社会福祉法人や学校法人は原則非課税で,物品販売や飲食などの34の収益事業にのみ税がかかる。法人税率は19%と,通常の法人(25.5%)に比べ低い。さらに収益事業であげた利益を非営利事業で使ってしまえば一定額まで課税されない。
「財務省が検討していた中小企業への特例の税優遇の廃止も見送る方針だ。リーマン・ショック後,中小企業の法人税率(国税)は年800万円以内の所得に対し,特例で15%の税率が適用されている。14年度末に期限が来るため廃止を検討したが,大企業に比べて業績回復が遅れている中小企業に配慮して延長する見通しだ。」
「来年度の法人実効税率下げは赤字大企業への負担増などでまかなう。」
※参照
2014年12月11日 日本経済新聞
中小など課税強化を先送り 政府、社会福祉法人も断念
(評)
公益法人等の中でも、特に矢面に立たされていたのが社会福祉法人だ。社会福祉法人は多額の補助金をもらっておきながら、巨額の内部留保を抱えているのはおかしい、という議論が、最近日経を中心に報じられていたので、興味を持っている人もいるだろう。政府の規制改革会議では、社会福祉法人の経常収入に対する経常黒字率が年6%程度で、東証上場企業の平均経常利益率(5%弱)を安定して上回っているという議論もあった。

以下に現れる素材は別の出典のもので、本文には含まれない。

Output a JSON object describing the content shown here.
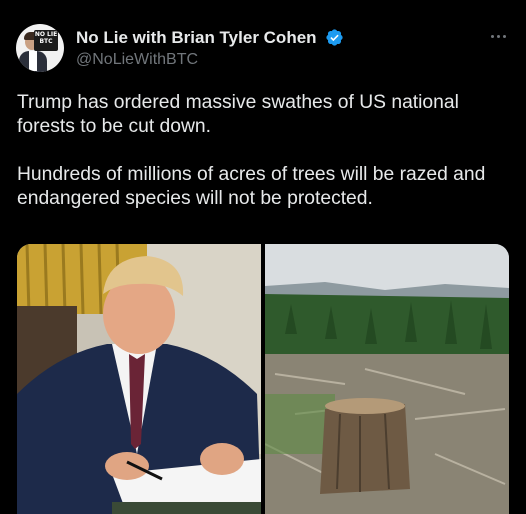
{
  "author": {
    "name": "No Lie with Brian Tyler Cohen",
    "handle": "@NoLieWithBTC",
    "avatar_badge": "NO LIE BTC",
    "verified_color": "#1d9bf0"
  },
  "post": {
    "paragraph_1": "Trump has ordered massive swathes of US national forests to be cut down.",
    "paragraph_2": "Hundreds of millions of acres of trees will be razed and endangered species will not be protected."
  },
  "icons": {
    "more": "more-options-icon",
    "verified": "verified-badge-icon"
  }
}
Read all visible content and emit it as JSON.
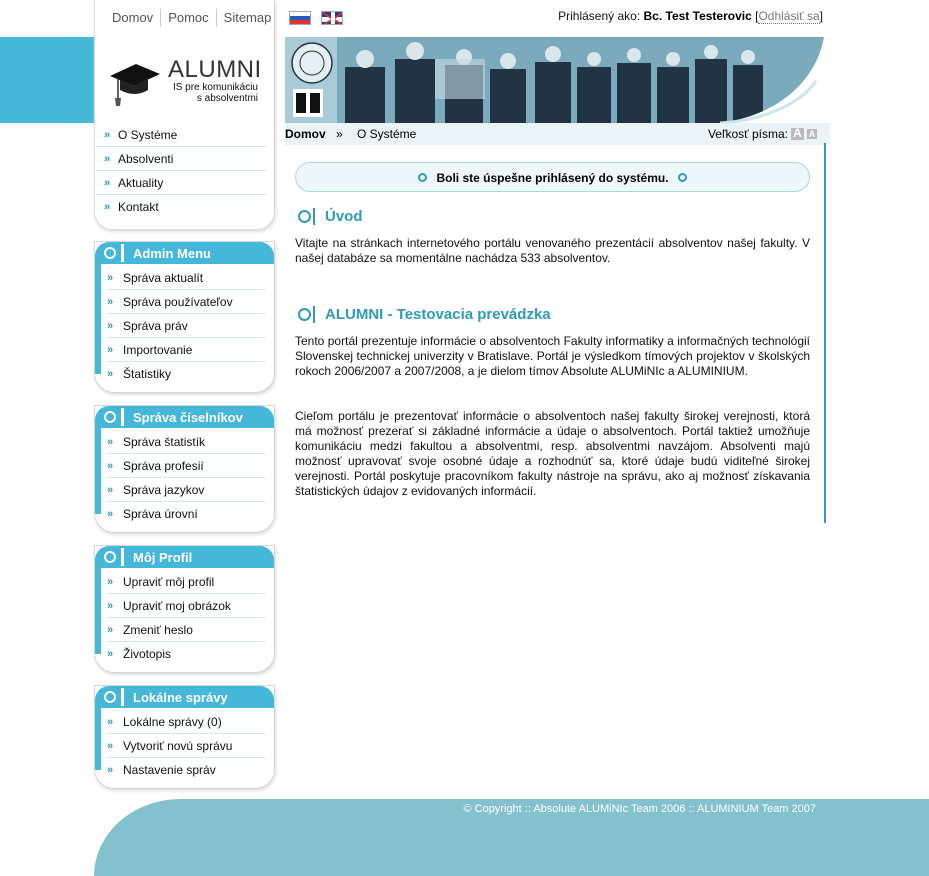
{
  "top_links": [
    "Domov",
    "Pomoc",
    "Sitemap"
  ],
  "login": {
    "prefix": "Prihlásený ako:",
    "user": "Bc. Test Testerovic",
    "logout": "Odhlásiť sa"
  },
  "logo": {
    "title": "ALUMNI",
    "subtitle_line1": "IS pre komunikáciu",
    "subtitle_line2": "s absolventmi"
  },
  "main_nav": [
    "O Systéme",
    "Absolventi",
    "Aktuality",
    "Kontakt"
  ],
  "sidebar": {
    "admin": {
      "title": "Admin Menu",
      "items": [
        "Správa aktualít",
        "Správa používateľov",
        "Správa práv",
        "Importovanie",
        "Štatistiky"
      ]
    },
    "ciselniky": {
      "title": "Správa číselníkov",
      "items": [
        "Správa štatistík",
        "Správa profesií",
        "Správa jazykov",
        "Správa úrovní"
      ]
    },
    "profil": {
      "title": "Môj Profil",
      "items": [
        "Upraviť môj profil",
        "Upraviť moj obrázok",
        "Zmeniť heslo",
        "Životopis"
      ]
    },
    "spravy": {
      "title": "Lokálne správy",
      "items": [
        "Lokálne správy (0)",
        "Vytvoriť novú správu",
        "Nastavenie správ"
      ]
    }
  },
  "breadcrumb": {
    "home": "Domov",
    "sep": "»",
    "current": "O Systéme"
  },
  "font_size": {
    "label": "Veľkosť písma:",
    "big": "A",
    "small": "A"
  },
  "notice": "Boli ste úspešne prihlásený do systému.",
  "sections": [
    {
      "heading": "Úvod",
      "paragraphs": [
        "Vitajte na stránkach internetového portálu venovaného prezentácií absolventov našej fakulty. V našej databáze sa momentálne nachádza 533 absolventov."
      ]
    },
    {
      "heading": "ALUMNI - Testovacia prevádzka",
      "paragraphs": [
        "Tento portál prezentuje informácie o absolventoch Fakulty informatiky a informačných technológií Slovenskej technickej univerzity v Bratislave. Portál je výsledkom tímových projektov v školských rokoch 2006/2007 a 2007/2008, a je dielom tímov Absolute ALUMiNIc a ALUMINIUM.",
        "Cieľom portálu je prezentovať informácie o absolventoch našej fakulty širokej verejnosti, ktorá má možnosť prezerať si základné informácie a údaje o absolventoch. Portál taktiež umožňuje komunikáciu medzi fakultou a absolventmi, resp. absolventmi navzájom. Absolventi majú možnosť upravovať svoje osobné údaje a rozhodnúť sa, ktoré údaje budú viditeľné širokej verejnosti. Portál poskytuje pracovníkom fakulty nástroje na správu, ako aj možnosť získavania štatistických údajov z evidovaných informácií."
      ]
    }
  ],
  "footer": "© Copyright :: Absolute ALUMiNIc Team 2006 :: ALUMINIUM Team 2007",
  "colors": {
    "accent": "#45b7d8",
    "heading": "#2e9bb8",
    "footer": "#84c1cf"
  }
}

ただ、社会福祉法人側からも反論はある。社会福祉法人は初期投資が補助金等で賄われているため、会計上減価償却がない。減価償却が無い分、黒字になるので、一般企業との比較が難しい。また、設備の更新等の大型の資金需要も将来発生するため、内部留保金は大きくならざるを得ない。

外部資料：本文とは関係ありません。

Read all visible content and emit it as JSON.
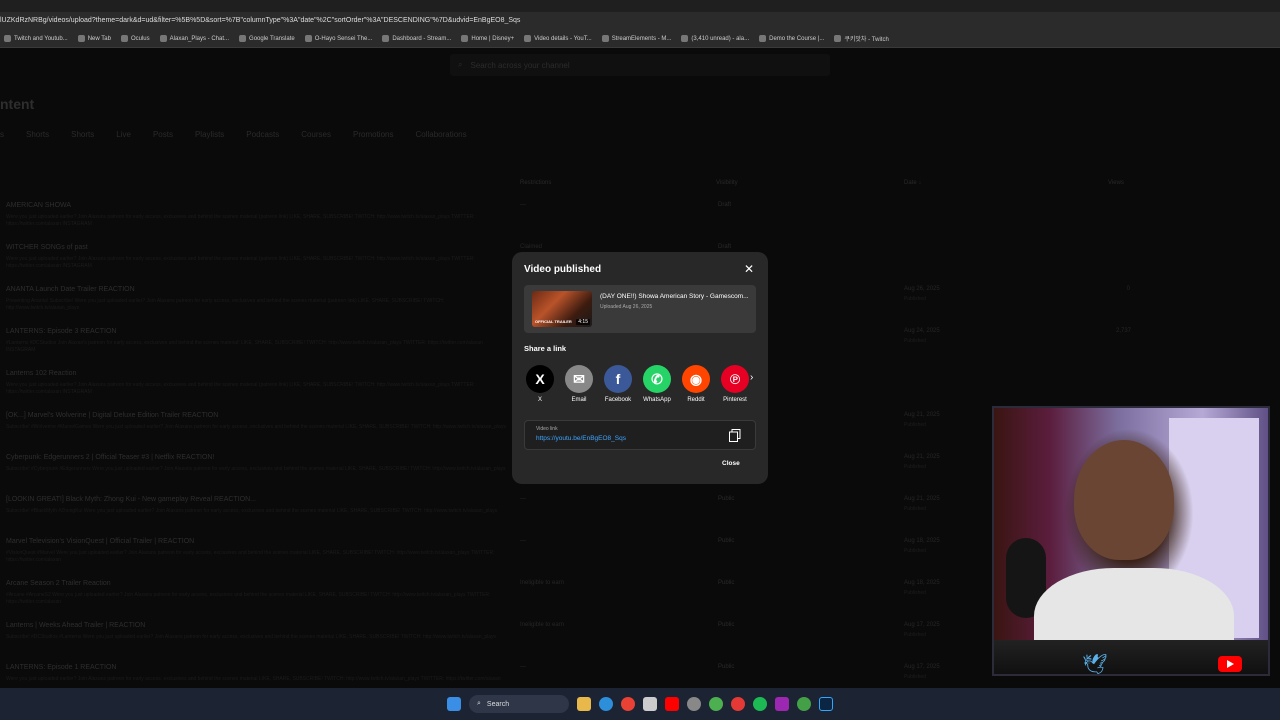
{
  "browser": {
    "url": "lUZKdRzNRBg/videos/upload?theme=dark&d=ud&filter=%5B%5D&sort=%7B\"columnType\"%3A\"date\"%2C\"sortOrder\"%3A\"DESCENDING\"%7D&udvid=EnBgEO8_Sqs",
    "bookmarks": [
      "Twitch and Youtub...",
      "New Tab",
      "Oculus",
      "Alaxan_Plays - Chat...",
      "Google Translate",
      "O-Hayo Sensei The...",
      "Dashboard - Stream...",
      "Home | Disney+",
      "Video details - YouT...",
      "StreamElements - M...",
      "(3,410 unread) - ala...",
      "Demo the Course |...",
      "쿠키맛차 - Twitch"
    ]
  },
  "studio": {
    "search_placeholder": "Search across your channel",
    "heading": "ntent",
    "tabs": [
      "s",
      "Shorts",
      "Shorts",
      "Live",
      "Posts",
      "Playlists",
      "Podcasts",
      "Courses",
      "Promotions",
      "Collaborations"
    ],
    "columns": {
      "restrictions": "Restrictions",
      "visibility": "Visibility",
      "date": "Date ↓",
      "views": "Views"
    },
    "rows": [
      {
        "title": "AMERICAN SHOWA",
        "desc": "Were you just uploaded earlier? Join Alaxans patreon for early access, exclusives and behind the scenes material (patreon link) LIKE, SHARE, SUBSCRIBE! TWITCH: http://www.twitch.tv/alaxan_plays TWITTER: https://twitter.com/alaxan INSTAGRAM",
        "restriction": "—",
        "visibility": "Draft",
        "date": "",
        "date_sub": "",
        "views": ""
      },
      {
        "title": "WITCHER SONGs of past",
        "desc": "Were you just uploaded earlier? Join Alaxans patreon for early access, exclusives and behind the scenes material (patreon link) LIKE, SHARE, SUBSCRIBE! TWITCH: http://www.twitch.tv/alaxan_plays TWITTER: https://twitter.com/alaxan INSTAGRAM",
        "restriction": "Claimed",
        "visibility": "Draft",
        "date": "",
        "date_sub": "",
        "views": ""
      },
      {
        "title": "ANANTA Launch Date Trailer REACTION",
        "desc": "Presenting Ananta! Subscribe! Were you just uploaded earlier? Join Alaxans patreon for early access, exclusives and behind the scenes material (patreon link) LIKE, SHARE, SUBSCRIBE! TWITCH: http://www.twitch.tv/alaxan_plays",
        "restriction": "—",
        "visibility": "Public",
        "date": "Aug 26, 2025",
        "date_sub": "Published",
        "views": "0"
      },
      {
        "title": "LANTERNS: Episode 3 REACTION",
        "desc": "#Lanterns #DCStudios Join Alaxan's patreon for early access, exclusives and behind the scenes material! LIKE, SHARE, SUBSCRIBE! TWITCH: http://www.twitch.tv/alaxan_plays TWITTER: https://twitter.com/alaxan INSTAGRAM",
        "restriction": "—",
        "visibility": "Public",
        "date": "Aug 24, 2025",
        "date_sub": "Published",
        "views": "2,737"
      },
      {
        "title": "Lanterns 102 Reaction",
        "desc": "Were you just uploaded earlier? Join Alaxans patreon for early access, exclusives and behind the scenes material (patreon link) LIKE, SHARE, SUBSCRIBE! TWITCH: http://www.twitch.tv/alaxan_plays TWITTER: https://twitter.com/alaxan INSTAGRAM",
        "restriction": "—",
        "visibility": "Draft",
        "date": "",
        "date_sub": "",
        "views": ""
      },
      {
        "title": "[OK...] Marvel's Wolverine | Digital Deluxe Edition Trailer REACTION",
        "desc": "Subscribe! #Wolverine #MarvelGames Were you just uploaded earlier? Join Alaxans patreon for early access, exclusives and behind the scenes material LIKE, SHARE, SUBSCRIBE! TWITCH: http://www.twitch.tv/alaxan_plays",
        "restriction": "—",
        "visibility": "Public",
        "date": "Aug 21, 2025",
        "date_sub": "Published",
        "views": ""
      },
      {
        "title": "Cyberpunk: Edgerunners 2 | Official Teaser #3 | Netflix REACTION!",
        "desc": "Subscribe! #Cyberpunk #Edgerunners Were you just uploaded earlier? Join Alaxans patreon for early access, exclusives and behind the scenes material LIKE, SHARE, SUBSCRIBE! TWITCH: http://www.twitch.tv/alaxan_plays",
        "restriction": "—",
        "visibility": "Public",
        "date": "Aug 21, 2025",
        "date_sub": "Published",
        "views": ""
      },
      {
        "title": "[LOOKIN GREAT!] Black Myth: Zhong Kui  - New gameplay Reveal REACTION...",
        "desc": "Subscribe! #BlackMyth #ZhongKui Were you just uploaded earlier? Join Alaxans patreon for early access, exclusives and behind the scenes material LIKE, SHARE, SUBSCRIBE! TWITCH: http://www.twitch.tv/alaxan_plays",
        "restriction": "—",
        "visibility": "Public",
        "date": "Aug 21, 2025",
        "date_sub": "Published",
        "views": ""
      },
      {
        "title": "Marvel Television's VisionQuest | Official Trailer | REACTION",
        "desc": "#VisionQuest #Marvel Were you just uploaded earlier? Join Alaxans patreon for early access, exclusives and behind the scenes material LIKE, SHARE, SUBSCRIBE! TWITCH: http://www.twitch.tv/alaxan_plays TWITTER: https://twitter.com/alaxan",
        "restriction": "—",
        "visibility": "Public",
        "date": "Aug 18, 2025",
        "date_sub": "Published",
        "views": ""
      },
      {
        "title": "Arcane Season 2 Trailer Reaction",
        "desc": "#Arcane #ArcaneS2 Were you just uploaded earlier? Join Alaxans patreon for early access, exclusives and behind the scenes material LIKE, SHARE, SUBSCRIBE! TWITCH: http://www.twitch.tv/alaxan_plays TWITTER: https://twitter.com/alaxan",
        "restriction": "Ineligible to earn",
        "visibility": "Public",
        "date": "Aug 18, 2025",
        "date_sub": "Published",
        "views": ""
      },
      {
        "title": "Lanterns | Weeks Ahead Trailer | REACTION",
        "desc": "Subscribe! #DCStudios #Lanterns Were you just uploaded earlier? Join Alaxans patreon for early access, exclusives and behind the scenes material LIKE, SHARE, SUBSCRIBE! TWITCH: http://www.twitch.tv/alaxan_plays",
        "restriction": "Ineligible to earn",
        "visibility": "Public",
        "date": "Aug 17, 2025",
        "date_sub": "Published",
        "views": ""
      },
      {
        "title": "LANTERNS: Episode 1 REACTION",
        "desc": "Were you just uploaded earlier? Join Alaxans patreon for early access, exclusives and behind the scenes material LIKE, SHARE, SUBSCRIBE! TWITCH: http://www.twitch.tv/alaxan_plays TWITTER: https://twitter.com/alaxan",
        "restriction": "—",
        "visibility": "Public",
        "date": "Aug 17, 2025",
        "date_sub": "Published",
        "views": ""
      }
    ]
  },
  "dialog": {
    "title": "Video published",
    "video_title": "(DAY ONE!!) Showa American Story - Gamescom...",
    "video_date": "Uploaded Aug 26, 2025",
    "thumbnail_label": "OFFICIAL TRAILER",
    "duration": "4:15",
    "share_label": "Share a link",
    "share_targets": [
      {
        "name": "X",
        "color": "#000000",
        "glyph": "X"
      },
      {
        "name": "Email",
        "color": "#888888",
        "glyph": "✉"
      },
      {
        "name": "Facebook",
        "color": "#3b5998",
        "glyph": "f"
      },
      {
        "name": "WhatsApp",
        "color": "#25d366",
        "glyph": "✆"
      },
      {
        "name": "Reddit",
        "color": "#ff4500",
        "glyph": "◉"
      },
      {
        "name": "Pinterest",
        "color": "#e60023",
        "glyph": "℗"
      }
    ],
    "link_label": "Video link",
    "link_url": "https://youtu.be/EnBgEO8_Sqs",
    "close_label": "Close"
  },
  "taskbar": {
    "search_label": "Search"
  }
}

中小企業課税強化は、時期尚早だ。リーマンショックによる傷が癒えてきたと思ったら、この急激な円安である。輸入企業が多く、財務も脆弱な中小企業の経営は、非常に厳しい状態にある。政権はトリクルダウンなんて言っているが、大企業の成長のおこぼれが中小企業の方に回ってくるまでにつぶれるかもしれないという中小企業が多数存在する。その中での中小企業課税強化は到底受け入れられるものではない。